We ordered 11 yards of 3/4″ minus and the cost was around $160 which included delivery. This did a large portion of the flat spot of our property around the trailer. It was more than enough to give us a place to park all of our vehicles and to give us a walking path to our trailer. We didn’t order enough to do the entire driveway to the road so we’ll probably do that at some point in the future.
We also had to rent an excavator to push the rock around. We like to take the “kill two birds with one stone” approach whenever possible. The excavator was $300 to rent for the weekend and we were also able to dig an 8’ hole for our percolation test as well as dig the footings for our timber frame barn. Even though we were hoping to get more done with our excavator time, all said in done, we did the best we could do and it was money well spent.
What alternatives were considered (or weren’t considered)?
An obvious solution may be to pave the driveway with either asphalt or cement. To pave the equivalent amount of space with cement or asphalt, it would have cost thousands of dollars. While we may do this in the future, it wouldn’t be until our home is built. However, we are quite happy with the rock for the time being, if we don’t have this forever!
How difficult was it?
Moving the rock around was a piece of cake (coming from the girl who was NOT operating the excavator!). Jesse has experience running an excavator but it wasn’t bad. The worst part of it all is that our property is built on a foundation of rocks and boulders, so we had to spend some amount of time just getting the land somewhat level by using the scraper. Jesse spent maybe 1 hour doing this step before moving the rock around.

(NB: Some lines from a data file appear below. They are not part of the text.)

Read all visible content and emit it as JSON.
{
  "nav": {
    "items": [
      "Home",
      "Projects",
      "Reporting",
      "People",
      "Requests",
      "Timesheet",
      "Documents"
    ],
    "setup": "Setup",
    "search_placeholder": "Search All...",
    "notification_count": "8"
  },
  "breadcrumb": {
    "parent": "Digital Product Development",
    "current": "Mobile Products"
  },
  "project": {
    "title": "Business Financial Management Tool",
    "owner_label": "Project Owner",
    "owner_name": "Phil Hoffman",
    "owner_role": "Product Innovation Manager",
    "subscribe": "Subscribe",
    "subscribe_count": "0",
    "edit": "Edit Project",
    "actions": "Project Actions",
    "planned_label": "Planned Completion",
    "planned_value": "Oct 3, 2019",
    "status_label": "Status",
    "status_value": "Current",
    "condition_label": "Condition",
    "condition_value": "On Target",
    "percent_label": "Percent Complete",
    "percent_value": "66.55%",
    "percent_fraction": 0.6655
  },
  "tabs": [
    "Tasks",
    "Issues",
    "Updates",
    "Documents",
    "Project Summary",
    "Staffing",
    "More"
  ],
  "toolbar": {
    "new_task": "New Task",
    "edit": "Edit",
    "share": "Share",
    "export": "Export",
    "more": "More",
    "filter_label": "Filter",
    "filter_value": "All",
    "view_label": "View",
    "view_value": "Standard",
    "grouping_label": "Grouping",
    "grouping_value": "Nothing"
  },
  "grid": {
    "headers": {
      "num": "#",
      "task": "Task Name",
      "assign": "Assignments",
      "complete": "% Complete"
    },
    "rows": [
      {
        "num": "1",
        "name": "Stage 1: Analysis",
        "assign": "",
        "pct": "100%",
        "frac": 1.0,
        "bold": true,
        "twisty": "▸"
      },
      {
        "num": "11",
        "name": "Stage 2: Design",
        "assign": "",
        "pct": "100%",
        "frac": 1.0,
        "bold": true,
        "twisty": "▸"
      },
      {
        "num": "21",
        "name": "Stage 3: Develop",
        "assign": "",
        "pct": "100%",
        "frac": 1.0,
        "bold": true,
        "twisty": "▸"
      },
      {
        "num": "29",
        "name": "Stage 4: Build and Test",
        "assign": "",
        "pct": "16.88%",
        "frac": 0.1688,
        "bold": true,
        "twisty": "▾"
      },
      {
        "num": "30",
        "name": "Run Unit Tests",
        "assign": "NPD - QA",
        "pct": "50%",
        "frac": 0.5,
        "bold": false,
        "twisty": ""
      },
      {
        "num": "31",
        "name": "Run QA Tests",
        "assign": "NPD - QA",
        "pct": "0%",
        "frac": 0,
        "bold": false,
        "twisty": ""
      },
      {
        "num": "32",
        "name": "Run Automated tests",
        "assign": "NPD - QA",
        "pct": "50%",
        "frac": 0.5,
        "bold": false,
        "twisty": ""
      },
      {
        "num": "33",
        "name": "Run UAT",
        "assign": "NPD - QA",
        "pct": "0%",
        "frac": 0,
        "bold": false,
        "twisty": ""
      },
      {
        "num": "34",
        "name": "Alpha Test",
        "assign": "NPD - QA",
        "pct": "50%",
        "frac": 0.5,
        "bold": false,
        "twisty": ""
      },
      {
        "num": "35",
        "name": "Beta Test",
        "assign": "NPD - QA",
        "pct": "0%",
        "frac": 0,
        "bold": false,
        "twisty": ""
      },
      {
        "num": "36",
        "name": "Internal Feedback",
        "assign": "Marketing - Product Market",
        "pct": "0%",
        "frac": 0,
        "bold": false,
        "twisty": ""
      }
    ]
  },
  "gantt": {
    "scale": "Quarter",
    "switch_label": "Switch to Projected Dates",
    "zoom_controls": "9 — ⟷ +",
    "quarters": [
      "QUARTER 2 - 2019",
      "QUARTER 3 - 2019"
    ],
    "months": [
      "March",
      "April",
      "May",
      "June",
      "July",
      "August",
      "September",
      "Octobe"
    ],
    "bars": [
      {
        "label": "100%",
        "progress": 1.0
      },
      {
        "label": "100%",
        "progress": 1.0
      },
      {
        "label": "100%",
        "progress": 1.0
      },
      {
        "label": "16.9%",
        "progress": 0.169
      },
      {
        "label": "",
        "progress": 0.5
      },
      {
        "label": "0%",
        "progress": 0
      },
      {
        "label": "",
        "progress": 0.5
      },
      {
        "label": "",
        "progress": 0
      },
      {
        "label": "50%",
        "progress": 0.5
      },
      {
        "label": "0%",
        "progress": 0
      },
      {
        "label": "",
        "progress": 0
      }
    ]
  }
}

After Jesse was done, I went around with a landscaping rake to push the rock up closer to the trailer, to level the rock a bit by hand, and to push the edges of the rock out to cover as much ground as possible. It was a bit of a workout, and I recommend using a sturdy pair of gloves.
Other Ways to Keep Clean
The other thing we have been using non-stop to keep our home dust-free is by using these microfiber dusting towels, or dry rags as we call them. Jesse has a lot of these leftover from when he owned his cleaning business. These aren’t really a hot commodity in many homes even though they should be. As a general rule of thumb, it is easier to clean dry than it is wet. These rags are great at picking up every little speck of dust. We frequently run these over the surfaces in our trailer, over our laptop screens, and even my leather boots when I go somewhere so I don’t look like a complete filth ball.
And that’s it! You don’t realize the little things you take for granted in life until you don’t have them, like a clean place to park. We couldn’t be happier with our new parking spot!
Have you done any type of paving lately? What do you do to keep your property clean? Would love to hear your thoughts as always!